Wirkt sich Bluthochdruck auch auf die Lunge aus, weil es dort ja auch eine spezielle Blutdrucksituation gibt?
In der Lunge existiert eine andere Form von Blutdruck, aber beide Kreisläufe arbeiten Hand in Hand. Wenn die Lunge erkrankt, kann es zu Lungenbluthochdruck kommen. Das ist eine sehr ernste und schwere Erkrankung, die das Herz stark überlastet, weil es dagegen anpumpen muss. Die Beine schwellen an, man leidet an extremer Luftnot, es wird einem schwarz vor Augen und man kann daran sterben.
Kann man Erkrankungen der Lunge an Geräuschen erkennen?
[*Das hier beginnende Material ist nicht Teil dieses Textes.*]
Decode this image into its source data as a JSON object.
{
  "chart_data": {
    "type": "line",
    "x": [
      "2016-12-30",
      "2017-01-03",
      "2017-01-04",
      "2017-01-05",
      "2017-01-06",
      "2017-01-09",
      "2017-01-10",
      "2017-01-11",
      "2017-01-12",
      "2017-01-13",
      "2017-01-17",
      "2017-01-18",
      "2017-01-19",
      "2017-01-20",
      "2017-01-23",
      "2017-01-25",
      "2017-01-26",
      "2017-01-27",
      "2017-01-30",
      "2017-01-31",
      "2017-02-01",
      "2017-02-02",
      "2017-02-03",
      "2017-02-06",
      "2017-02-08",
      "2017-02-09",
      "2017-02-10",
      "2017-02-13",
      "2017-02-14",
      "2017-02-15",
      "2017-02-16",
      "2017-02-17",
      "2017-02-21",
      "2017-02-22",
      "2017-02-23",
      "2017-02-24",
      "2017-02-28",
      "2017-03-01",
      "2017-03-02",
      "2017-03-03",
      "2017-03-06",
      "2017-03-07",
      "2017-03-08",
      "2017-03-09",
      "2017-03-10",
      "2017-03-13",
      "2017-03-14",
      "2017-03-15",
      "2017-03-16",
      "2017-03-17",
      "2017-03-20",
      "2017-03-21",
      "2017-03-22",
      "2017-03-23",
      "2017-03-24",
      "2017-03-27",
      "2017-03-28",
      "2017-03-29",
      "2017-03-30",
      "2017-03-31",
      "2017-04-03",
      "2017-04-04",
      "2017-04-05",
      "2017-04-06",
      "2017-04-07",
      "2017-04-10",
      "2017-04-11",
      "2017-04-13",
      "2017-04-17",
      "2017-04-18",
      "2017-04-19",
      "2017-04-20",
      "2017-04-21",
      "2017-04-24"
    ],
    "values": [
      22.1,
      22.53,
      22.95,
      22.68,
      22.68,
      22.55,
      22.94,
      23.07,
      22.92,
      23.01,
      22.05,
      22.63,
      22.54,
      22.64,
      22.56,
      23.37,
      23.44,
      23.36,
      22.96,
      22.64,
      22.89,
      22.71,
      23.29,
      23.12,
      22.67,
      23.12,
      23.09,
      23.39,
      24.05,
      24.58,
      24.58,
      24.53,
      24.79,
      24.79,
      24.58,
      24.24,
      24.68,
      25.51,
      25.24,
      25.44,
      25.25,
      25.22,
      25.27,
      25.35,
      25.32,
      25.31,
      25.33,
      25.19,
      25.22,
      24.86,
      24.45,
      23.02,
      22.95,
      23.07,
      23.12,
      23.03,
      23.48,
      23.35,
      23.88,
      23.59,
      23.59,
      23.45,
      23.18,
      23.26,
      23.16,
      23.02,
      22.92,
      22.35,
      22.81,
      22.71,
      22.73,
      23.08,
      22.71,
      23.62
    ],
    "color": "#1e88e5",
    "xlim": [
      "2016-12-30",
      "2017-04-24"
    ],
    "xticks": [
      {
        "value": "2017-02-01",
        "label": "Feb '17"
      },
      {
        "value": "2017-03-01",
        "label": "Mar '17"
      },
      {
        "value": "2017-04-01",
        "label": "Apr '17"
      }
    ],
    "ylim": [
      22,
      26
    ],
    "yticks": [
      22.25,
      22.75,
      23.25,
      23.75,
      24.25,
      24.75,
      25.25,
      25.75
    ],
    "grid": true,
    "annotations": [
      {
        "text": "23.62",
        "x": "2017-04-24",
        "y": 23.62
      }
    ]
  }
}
Das kann nur der Arzt mit dem Stethoskop. Ist das Bindegewebe der Lunge erkrankt, knistert es; und bei Asthmatikern oder COPD-Patienten ist ein Brummen zu hören.
Warum erkennt man Lungentumore oft zu spät?
Man hat lange keine Beschwerden und schenkt der Tatsache wenig Beachtung, dass man nicht nur morgens hustet, sondern eigentlich den ganzen Tag. Man sieht einen Tumor erst, wenn man eine Röntgenaufnahme macht. Operationen sind nur bei rund einem Viertel der Betroffenen erfolgreich. Ansonsten versucht man es durch Bestrahlung, Chemotherapie und personalisierte Medikamenten-Therapien, die auf Patient und Tumor zugeschnitten sind. Auf dem Gebiet wird viel geforscht. Unsere Klinik arbeitet als Lungentumorzentrum mit der Uniklinik Köln eng zusammen. Das CIO in Köln ist weltweit führend auf dem Gebiet spezieller Untersuchungsverfahren.